By 1987 there was already a fairly commonly held sentiment within the leading IAMCR bodies that the Association was approaching a state of stagnation and that it was time for a change of generation –also in the Presidency. This message was first presented to Halloran in a letter by the President of the Finnish Association of Mass Communication Research during a meeting of the Executive Board in Tampere in August 1987, suggesting two names for candidacy as a new President: Hamelink and Mowlana. This Board meeting was carried out in a pleasant atmosphere including a reception by Finland’s biggest magazine publisher. Halloran had known Tampere well since the mid-1970s, when he delivered visiting lectures and became an honorary doctor of social sciences, next to Johan Galtung and Finland’s then President Urho Kekkonen.
The elections in Barcelona 1988 were historic in the sense that there was an open election for the International Council, with each position having a male as well as a female candidate –a process proposed by Gerbner. As Robinson reported in the next IAMCR conference in Barcelona in 2002, it was after 1988 that “female members began to penetrate what until then had been the top management “glass ceiling” in our organization, thanks in part to a more egalitarian attitude on the part of our male colleagues and pressure from the newly formed Women’s Network”. But gender was not only an issue of women becoming more prominent in IAMCR management; it also attracted scholars doing research on media and gender, leading to a Section headed by Madeleine Kleberg of Sweden. Another research area for which a new Section was set up was media education, headed by Birgitte Tufte of Denmark.
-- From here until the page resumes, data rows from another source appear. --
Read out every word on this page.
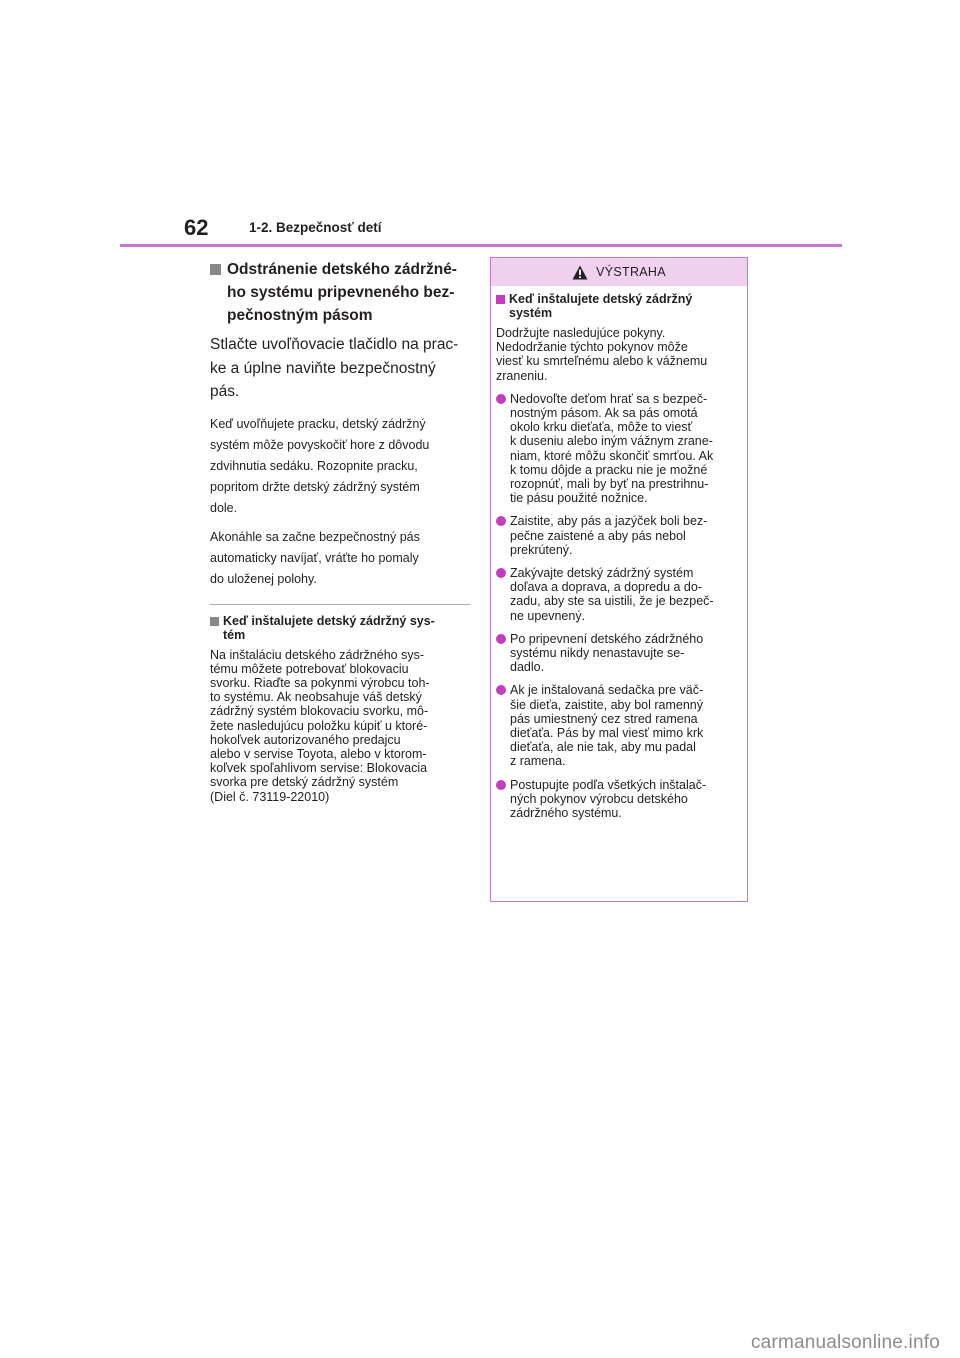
62	1-2. Bezpečnosť detí
Odstránenie detského zádržné-
ho systému pripevneného bez-
pečnostným pásom
Stlačte uvoľňovacie tlačidlo na prac-
ke a úplne naviňte bezpečnostný
pás.
Keď uvoľňujete pracku, detský zádržný
systém môže povyskočiť hore z dôvodu
zdvihnutia sedáku. Rozopnite pracku,
popritom držte detský zádržný systém
dole.
Akonáhle sa začne bezpečnostný pás
automaticky navíjať, vráťte ho pomaly
do uloženej polohy.
Keď inštalujete detský zádržný sys-
tém
Na inštaláciu detského zádržného sys-
tému môžete potrebovať blokovaciu
svorku. Riaďte sa pokynmi výrobcu toh-
to systému. Ak neobsahuje váš detský
zádržný systém blokovaciu svorku, mô-
žete nasledujúcu položku kúpiť u ktoré-
hokoľvek autorizovaného predajcu
alebo v servise Toyota, alebo v ktorom-
koľvek spoľahlivom servise: Blokovacia
svorka pre detský zádržný systém
(Diel č. 73119-22010)
VÝSTRAHA
Keď inštalujete detský zádržný
systém
Dodržujte nasledujúce pokyny.
Nedodržanie týchto pokynov môže
viesť ku smrteľnému alebo k vážnemu
zraneniu.
Nedovoľte deťom hrať sa s bezpeč-
nostným pásom. Ak sa pás omotá
okolo krku dieťaťa, môže to viesť
k duseniu alebo iným vážnym zrane-
niam, ktoré môžu skončiť smrťou. Ak
k tomu dôjde a pracku nie je možné
rozopnúť, mali by byť na prestrihnu-
tie pásu použité nožnice.
Zaistite, aby pás a jazýček boli bez-
pečne zaistené a aby pás nebol
prekrútený.
Zakývajte detský zádržný systém
doľava a doprava, a dopredu a do-
zadu, aby ste sa uistili, že je bezpeč-
ne upevnený.
Po pripevnení detského zádržného
systému nikdy nenastavujte se-
dadlo.
Ak je inštalovaná sedačka pre väč-
šie dieťa, zaistite, aby bol ramenný
pás umiestnený cez stred ramena
dieťaťa. Pás by mal viesť mimo krk
dieťaťa, ale nie tak, aby mu padal
z ramena.
Postupujte podľa všetkých inštalač-
ných pokynov výrobcu detského
zádržného systému.
carmanualsonline.info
It is known that the “Collapse of Communism” in Eastern Europe occurred between 1989 and 1991. IAMCR was a close witness to that process, first in August 1989 in Budapest, where Tamás Szecskö hosted a meeting of the International Council during the days when the first East Germans escaped to the West via their embassy in Budapest –a prelude to the fall of the Berlin Wall in November 1989. And the next conference and General Assembly took place in Bled– in Slovenia which in those very days of August 1990 was in a state of violent conflict leading to its secession from Yugoslavia. Yet the resort town at Lake Bled hosted a peaceful and professionally efficient conference with the theme “Developments in Communication and Democracy”, paving the way towards the new millennium.